I think I mostly just used the wrong term (page instead of line) -- I'm on board with the distinction you're drawing.

> But if you're unlucky and they are fighting for the same cache line, then each access can end up evicting the previous one and forcing a main memory look up for every single component.

Yeah, I think this specifically is what I'm having a hard time imagining. I guess it depends on how which memory regions get mapped into which cache lines, and I think I'm assuming something closer to fully-associative, while you're allowing for something closer to direct-mapped.

I can see the trouble -- you don't really have much control over the mapping, unless you make some really deep assumptions about the CPU architecture and go to great lengths to position your arrays appropriately in memory. That would certainly be in the original spirit of data-oriented design, but it's perhaps a bit beyond reasonable for most systems.

Thanks for working through this with me!

(P.S. For others, I found this illustration that helped load a bit of CPU cache architecture back into my brain: http://csillustrated.berkeley.edu/PDFs/handouts/cache-3-asso...)

quotemstr · on Aug 16, 2021

You should be able to use some kind of coloring approach to avoid that kind of false sharing, right?

munificent · on Aug 16, 2021

I'm not an expert at the details of hardware architecture, but my understanding is that you're basically stuck with whatever associativity and cache policy the chip supports. That, and the addresses that your components happen to be at, will determine whether they end up fighting over cache lines or not.

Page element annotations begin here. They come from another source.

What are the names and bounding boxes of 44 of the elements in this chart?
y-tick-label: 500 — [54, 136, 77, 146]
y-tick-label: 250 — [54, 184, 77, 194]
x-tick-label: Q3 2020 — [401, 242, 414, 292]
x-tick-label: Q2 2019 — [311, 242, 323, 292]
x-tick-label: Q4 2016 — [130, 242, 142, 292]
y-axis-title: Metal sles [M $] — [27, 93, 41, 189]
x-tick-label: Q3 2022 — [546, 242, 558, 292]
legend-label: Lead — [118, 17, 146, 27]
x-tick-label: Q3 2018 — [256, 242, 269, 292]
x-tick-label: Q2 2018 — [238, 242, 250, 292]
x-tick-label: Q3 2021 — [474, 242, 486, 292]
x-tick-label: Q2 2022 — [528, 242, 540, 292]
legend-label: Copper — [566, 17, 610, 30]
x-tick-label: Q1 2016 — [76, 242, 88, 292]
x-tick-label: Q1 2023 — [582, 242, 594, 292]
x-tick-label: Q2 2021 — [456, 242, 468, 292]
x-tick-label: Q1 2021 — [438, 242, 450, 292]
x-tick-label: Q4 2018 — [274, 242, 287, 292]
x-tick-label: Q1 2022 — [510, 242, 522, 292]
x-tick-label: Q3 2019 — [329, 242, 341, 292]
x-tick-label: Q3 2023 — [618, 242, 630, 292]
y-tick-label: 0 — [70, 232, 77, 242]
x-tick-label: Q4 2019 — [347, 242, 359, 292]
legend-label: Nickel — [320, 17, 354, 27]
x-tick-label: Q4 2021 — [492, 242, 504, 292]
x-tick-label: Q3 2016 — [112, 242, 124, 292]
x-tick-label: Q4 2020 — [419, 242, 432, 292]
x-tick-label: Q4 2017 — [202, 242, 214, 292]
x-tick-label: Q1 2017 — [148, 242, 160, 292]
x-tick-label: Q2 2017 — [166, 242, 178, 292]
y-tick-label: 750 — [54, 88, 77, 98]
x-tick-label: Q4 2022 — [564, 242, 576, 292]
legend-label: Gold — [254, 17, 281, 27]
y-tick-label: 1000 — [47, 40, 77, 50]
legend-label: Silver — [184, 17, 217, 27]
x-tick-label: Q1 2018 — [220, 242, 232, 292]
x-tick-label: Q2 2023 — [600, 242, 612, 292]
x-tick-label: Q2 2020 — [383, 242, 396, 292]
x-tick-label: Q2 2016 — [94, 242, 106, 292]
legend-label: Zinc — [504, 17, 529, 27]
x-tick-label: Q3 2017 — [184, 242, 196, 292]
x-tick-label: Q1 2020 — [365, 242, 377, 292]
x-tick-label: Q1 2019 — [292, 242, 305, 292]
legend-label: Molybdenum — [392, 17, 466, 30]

https://en.wikipedia.org/wiki/Cache_placement_policies

renox · on Aug 17, 2021

'false sharing' == two items next to another in memory are accessed by different thread, as they are closed in memory they are then in the same cache line which is 'shared' between two CPUs: read only is okay but read&write is a performance killer

Here it's a cache (associativity) conflict, as gugagore said it can impacts performance even in read only situation.. And yes, you're describing a way to avoid the conflicts.

gugagore · on Aug 16, 2021

I don't think this is false sharing since the issue can occur without any writes.